Im Dezember hat der Ministerrat über eine Ergänzung im Depotgesetz abgestimmt - der entsprechende Beschluss wurde Ende Februar im Nationalrat beschlossen. 

Damit ist der Weg frei für die „digitale Sammelurkunde“. 

Die Novelle ermöglicht, dass ein Wertpapier auch ohne physische Wertpapierurkunde das gleiche Wertpapierrecht verbrieft, nämlich digital durch die Anlage eines Datensatzes.

Die Ausstellung einer physischen Wertpapierurkunde ist somit künftig keine Voraussetzung für ein Wertpapier mehr.

Dies gilt für Schuldverschreibungen und Investmentzertifikate. 

Die Vorteile:

Weniger Papierverbrauch

Transportwege werden verkürzt

Niedrigeres Sicherheitsrisiko

Ressourcen werden geschont

Lagerraum wird eingespart

Vermindertes Ansteckungsrisiko, da der physische Kontakt entfällt

Die OeKB CSD als der einzige in Österreich zugelassene Zentralverwahrer kann somit bei einer Vielzahl von eingelieferten Sammelurkunden (bei ca. 8.000 Sammelurkunden, die jährlich in diese Kategorie fallen) diese Vorteile realisieren. 

Die technische Umsetzung der digitalen Sammelurkunde wird hinkünftig die OeKB CSD übernehmen und wie immer eng mit österreichischen Emittenten zusammenarbeiten, um ihnen einen modernen und sicheren Zugang zu einem Verwahrsystem zu ermöglichen.

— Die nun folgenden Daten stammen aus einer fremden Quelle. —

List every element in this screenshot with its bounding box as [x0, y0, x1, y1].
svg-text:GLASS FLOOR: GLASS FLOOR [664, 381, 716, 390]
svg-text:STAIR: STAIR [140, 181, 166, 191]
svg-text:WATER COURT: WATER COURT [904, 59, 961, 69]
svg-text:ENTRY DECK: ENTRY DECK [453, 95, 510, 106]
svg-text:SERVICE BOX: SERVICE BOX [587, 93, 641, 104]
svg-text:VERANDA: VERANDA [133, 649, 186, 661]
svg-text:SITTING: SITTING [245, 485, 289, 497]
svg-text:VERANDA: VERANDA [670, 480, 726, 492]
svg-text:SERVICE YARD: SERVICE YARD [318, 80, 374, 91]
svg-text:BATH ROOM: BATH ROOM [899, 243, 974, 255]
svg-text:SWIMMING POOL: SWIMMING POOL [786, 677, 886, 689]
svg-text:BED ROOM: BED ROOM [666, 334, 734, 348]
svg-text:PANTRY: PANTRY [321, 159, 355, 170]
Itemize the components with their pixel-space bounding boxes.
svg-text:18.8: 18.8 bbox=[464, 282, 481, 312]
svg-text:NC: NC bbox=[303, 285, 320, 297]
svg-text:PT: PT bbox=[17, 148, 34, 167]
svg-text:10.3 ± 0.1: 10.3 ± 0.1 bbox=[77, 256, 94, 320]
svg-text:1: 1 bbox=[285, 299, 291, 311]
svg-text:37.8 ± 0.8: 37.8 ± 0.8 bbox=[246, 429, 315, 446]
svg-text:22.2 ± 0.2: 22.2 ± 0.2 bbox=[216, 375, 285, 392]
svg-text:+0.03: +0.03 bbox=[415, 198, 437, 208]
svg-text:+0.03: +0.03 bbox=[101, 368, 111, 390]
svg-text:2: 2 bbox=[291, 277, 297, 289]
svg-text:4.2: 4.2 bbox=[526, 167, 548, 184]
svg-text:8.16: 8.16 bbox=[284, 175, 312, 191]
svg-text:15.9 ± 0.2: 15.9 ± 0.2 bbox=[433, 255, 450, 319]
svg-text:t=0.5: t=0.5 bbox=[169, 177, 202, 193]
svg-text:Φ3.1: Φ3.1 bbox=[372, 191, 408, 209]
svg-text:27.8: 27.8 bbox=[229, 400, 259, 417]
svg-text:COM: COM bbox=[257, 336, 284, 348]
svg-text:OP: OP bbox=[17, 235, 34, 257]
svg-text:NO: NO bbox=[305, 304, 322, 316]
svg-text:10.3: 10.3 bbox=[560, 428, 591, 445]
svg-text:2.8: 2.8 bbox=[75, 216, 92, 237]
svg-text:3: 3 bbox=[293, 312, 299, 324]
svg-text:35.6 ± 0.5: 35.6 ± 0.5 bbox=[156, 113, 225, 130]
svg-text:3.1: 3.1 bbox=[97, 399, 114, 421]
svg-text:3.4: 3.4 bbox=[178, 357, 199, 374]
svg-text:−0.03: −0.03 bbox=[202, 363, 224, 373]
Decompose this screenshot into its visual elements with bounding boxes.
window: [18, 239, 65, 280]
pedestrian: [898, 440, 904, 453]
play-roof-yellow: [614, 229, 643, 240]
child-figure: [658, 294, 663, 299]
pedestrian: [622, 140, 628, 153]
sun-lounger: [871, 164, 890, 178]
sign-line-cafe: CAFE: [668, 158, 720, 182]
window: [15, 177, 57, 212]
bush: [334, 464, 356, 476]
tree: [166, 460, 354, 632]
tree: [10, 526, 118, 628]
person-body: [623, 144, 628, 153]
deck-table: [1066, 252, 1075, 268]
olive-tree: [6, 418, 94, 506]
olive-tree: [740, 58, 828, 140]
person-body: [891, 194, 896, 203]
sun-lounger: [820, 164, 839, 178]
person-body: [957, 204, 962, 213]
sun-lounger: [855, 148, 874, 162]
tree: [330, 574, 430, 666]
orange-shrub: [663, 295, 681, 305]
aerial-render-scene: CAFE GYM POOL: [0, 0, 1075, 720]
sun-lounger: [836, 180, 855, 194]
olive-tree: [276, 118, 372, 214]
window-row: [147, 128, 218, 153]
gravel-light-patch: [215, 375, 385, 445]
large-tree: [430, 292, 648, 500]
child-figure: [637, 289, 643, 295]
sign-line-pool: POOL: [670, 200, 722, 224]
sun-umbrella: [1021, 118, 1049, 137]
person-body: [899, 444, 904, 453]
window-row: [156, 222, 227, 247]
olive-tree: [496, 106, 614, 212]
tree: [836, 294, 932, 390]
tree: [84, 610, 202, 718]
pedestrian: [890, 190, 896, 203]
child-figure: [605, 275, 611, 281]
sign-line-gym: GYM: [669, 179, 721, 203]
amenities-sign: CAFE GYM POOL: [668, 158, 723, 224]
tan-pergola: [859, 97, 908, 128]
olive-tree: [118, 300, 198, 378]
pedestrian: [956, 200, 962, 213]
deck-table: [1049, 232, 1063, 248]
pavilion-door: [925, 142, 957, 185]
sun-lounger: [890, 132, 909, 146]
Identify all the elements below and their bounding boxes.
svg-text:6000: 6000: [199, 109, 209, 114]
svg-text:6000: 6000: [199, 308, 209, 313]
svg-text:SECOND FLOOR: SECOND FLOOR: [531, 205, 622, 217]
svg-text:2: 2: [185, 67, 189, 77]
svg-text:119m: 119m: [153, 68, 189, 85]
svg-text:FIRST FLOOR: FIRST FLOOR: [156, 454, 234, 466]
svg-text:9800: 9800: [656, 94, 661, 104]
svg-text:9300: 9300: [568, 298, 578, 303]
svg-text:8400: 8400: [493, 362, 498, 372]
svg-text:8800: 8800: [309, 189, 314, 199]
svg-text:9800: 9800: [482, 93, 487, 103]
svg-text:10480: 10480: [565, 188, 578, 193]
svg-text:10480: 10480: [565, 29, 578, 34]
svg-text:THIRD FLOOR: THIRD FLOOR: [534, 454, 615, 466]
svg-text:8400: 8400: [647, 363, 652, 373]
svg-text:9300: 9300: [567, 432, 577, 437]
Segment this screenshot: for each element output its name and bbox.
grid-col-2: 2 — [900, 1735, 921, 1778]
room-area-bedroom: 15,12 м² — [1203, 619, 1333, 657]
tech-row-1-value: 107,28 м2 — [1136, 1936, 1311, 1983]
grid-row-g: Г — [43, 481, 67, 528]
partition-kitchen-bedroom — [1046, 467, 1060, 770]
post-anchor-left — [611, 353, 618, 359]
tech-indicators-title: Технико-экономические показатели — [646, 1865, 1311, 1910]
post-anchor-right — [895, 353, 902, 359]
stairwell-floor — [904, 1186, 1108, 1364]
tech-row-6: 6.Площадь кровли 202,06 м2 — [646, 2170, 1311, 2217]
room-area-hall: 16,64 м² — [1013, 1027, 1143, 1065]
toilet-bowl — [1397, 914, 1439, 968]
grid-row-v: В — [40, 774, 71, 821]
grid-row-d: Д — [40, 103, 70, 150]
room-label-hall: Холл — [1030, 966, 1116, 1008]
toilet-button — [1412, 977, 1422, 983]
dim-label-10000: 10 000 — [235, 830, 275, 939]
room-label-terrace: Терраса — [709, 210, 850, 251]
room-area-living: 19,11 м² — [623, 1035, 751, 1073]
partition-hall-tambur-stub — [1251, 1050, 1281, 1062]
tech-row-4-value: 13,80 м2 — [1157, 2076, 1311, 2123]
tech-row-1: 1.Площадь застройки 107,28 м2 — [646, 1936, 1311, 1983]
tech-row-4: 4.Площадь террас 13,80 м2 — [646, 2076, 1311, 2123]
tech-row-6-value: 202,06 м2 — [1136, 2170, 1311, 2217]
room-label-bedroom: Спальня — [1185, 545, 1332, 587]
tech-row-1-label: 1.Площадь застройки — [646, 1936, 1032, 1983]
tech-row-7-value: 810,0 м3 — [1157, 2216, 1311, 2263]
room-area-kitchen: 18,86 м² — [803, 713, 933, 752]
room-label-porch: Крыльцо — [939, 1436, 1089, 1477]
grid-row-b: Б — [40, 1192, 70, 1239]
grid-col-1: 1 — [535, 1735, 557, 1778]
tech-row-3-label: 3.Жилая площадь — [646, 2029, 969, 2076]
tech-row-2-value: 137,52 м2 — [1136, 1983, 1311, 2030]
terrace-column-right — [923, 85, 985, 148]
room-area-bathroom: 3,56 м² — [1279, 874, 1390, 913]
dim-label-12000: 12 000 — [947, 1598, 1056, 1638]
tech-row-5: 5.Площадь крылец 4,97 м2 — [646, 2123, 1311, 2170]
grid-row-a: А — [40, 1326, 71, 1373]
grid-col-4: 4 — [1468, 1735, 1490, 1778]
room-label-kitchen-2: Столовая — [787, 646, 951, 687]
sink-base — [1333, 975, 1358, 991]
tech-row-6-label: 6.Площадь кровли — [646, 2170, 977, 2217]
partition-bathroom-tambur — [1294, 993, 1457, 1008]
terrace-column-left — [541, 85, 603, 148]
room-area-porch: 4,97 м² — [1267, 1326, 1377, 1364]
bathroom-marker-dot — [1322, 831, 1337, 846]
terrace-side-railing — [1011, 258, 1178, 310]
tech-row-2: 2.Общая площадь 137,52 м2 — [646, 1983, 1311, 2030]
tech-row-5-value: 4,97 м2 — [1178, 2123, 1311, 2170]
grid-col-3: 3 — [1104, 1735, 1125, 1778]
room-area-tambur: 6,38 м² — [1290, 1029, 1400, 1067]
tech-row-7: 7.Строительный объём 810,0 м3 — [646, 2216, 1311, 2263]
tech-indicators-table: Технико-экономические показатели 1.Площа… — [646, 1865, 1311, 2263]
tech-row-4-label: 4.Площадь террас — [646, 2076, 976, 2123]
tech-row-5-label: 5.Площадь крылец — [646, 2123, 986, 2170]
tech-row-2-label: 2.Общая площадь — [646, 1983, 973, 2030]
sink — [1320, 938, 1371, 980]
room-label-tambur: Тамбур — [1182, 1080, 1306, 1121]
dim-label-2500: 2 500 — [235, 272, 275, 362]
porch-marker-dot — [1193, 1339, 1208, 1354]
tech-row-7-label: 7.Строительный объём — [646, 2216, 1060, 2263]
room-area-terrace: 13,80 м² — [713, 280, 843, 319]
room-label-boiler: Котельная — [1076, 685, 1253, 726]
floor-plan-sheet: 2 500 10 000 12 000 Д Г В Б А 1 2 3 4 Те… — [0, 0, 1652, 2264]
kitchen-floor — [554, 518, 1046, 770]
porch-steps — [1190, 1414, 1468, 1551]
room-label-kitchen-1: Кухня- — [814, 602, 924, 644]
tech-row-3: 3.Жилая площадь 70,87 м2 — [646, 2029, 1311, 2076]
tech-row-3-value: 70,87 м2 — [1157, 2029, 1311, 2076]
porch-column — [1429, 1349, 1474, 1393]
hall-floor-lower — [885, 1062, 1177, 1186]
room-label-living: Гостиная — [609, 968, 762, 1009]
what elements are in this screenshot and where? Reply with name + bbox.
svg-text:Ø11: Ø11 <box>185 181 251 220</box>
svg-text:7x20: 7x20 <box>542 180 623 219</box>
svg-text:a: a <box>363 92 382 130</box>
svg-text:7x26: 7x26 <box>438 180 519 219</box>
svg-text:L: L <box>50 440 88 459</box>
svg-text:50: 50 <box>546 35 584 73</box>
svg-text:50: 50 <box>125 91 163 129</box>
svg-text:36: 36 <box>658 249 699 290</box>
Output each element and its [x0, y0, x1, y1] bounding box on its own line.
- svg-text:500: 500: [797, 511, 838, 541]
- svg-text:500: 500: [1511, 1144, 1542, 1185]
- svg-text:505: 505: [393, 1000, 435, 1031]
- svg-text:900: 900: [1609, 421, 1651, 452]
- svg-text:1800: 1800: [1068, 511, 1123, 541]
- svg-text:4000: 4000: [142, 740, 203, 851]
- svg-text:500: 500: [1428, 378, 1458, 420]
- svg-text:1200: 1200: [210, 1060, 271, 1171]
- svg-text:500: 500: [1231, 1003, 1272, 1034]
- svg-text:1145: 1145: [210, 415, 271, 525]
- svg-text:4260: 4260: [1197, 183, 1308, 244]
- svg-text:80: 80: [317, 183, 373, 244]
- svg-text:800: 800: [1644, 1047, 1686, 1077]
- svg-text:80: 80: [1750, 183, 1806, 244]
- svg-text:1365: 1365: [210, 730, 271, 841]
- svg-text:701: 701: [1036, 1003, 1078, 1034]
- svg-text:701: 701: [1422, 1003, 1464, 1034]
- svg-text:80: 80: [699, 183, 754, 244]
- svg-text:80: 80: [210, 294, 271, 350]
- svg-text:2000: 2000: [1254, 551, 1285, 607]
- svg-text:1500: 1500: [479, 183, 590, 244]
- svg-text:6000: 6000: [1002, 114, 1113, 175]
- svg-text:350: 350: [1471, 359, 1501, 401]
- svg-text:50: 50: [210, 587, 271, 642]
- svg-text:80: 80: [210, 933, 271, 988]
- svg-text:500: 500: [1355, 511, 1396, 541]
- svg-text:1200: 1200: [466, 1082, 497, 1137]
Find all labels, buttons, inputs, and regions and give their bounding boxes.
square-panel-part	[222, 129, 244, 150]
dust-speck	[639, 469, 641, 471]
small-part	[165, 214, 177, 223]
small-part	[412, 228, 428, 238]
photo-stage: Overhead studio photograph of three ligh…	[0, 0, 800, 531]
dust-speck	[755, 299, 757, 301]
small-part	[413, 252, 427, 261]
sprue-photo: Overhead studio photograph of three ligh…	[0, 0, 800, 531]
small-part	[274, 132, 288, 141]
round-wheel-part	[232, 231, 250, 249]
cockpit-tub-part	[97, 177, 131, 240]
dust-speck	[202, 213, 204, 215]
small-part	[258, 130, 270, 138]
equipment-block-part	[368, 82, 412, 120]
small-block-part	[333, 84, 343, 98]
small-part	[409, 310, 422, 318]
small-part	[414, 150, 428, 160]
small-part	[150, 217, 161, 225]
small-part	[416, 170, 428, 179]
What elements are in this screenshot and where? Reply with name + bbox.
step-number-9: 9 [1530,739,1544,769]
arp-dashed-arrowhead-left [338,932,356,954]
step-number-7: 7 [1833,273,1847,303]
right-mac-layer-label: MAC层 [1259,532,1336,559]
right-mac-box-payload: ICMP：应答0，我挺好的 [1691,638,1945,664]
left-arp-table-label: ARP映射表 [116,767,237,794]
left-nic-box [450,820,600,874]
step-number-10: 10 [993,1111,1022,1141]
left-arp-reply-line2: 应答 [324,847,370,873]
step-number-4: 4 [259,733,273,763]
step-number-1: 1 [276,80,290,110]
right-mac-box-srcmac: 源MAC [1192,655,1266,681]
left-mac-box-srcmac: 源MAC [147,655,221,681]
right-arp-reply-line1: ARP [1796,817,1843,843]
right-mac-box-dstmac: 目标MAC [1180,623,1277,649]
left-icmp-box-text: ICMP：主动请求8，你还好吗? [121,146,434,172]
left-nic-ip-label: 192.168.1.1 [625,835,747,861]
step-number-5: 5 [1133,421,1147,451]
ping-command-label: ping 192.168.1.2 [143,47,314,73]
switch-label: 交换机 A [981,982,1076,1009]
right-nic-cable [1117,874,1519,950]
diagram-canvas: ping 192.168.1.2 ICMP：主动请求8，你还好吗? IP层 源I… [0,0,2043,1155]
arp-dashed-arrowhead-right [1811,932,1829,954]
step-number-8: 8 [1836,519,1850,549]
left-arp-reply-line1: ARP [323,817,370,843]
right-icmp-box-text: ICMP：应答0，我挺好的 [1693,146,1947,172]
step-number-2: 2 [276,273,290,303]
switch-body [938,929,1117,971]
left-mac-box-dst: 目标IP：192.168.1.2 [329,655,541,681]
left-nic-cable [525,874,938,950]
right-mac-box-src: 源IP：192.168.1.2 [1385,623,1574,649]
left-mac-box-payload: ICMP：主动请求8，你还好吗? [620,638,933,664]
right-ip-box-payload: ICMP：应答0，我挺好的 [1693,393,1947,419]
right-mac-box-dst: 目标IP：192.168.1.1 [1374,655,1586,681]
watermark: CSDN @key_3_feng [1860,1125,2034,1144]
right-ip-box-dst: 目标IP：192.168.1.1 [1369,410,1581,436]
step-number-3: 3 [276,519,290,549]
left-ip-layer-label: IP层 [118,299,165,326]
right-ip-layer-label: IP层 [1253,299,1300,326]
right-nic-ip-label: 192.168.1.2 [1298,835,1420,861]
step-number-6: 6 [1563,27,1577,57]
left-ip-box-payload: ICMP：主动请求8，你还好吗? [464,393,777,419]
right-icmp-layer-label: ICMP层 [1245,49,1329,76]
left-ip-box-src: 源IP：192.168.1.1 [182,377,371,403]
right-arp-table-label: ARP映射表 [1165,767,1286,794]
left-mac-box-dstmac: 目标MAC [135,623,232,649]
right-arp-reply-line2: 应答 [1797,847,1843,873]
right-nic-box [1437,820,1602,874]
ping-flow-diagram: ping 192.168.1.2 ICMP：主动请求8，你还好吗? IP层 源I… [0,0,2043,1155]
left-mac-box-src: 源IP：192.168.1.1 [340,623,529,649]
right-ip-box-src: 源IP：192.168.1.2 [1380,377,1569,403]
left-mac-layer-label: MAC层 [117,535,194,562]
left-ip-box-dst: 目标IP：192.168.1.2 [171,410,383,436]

Aber auch internationale Teilnehmer können einen Nutzen daraus ziehen, denn die physische Wertpapiereinlieferung am Wertpapierschalter der OeKB CSD kann damit für Schuldverschreibungen und Investmentzertifikate entfallen.

Eine Entwicklung, von der alle Marktteilnehmer profitieren.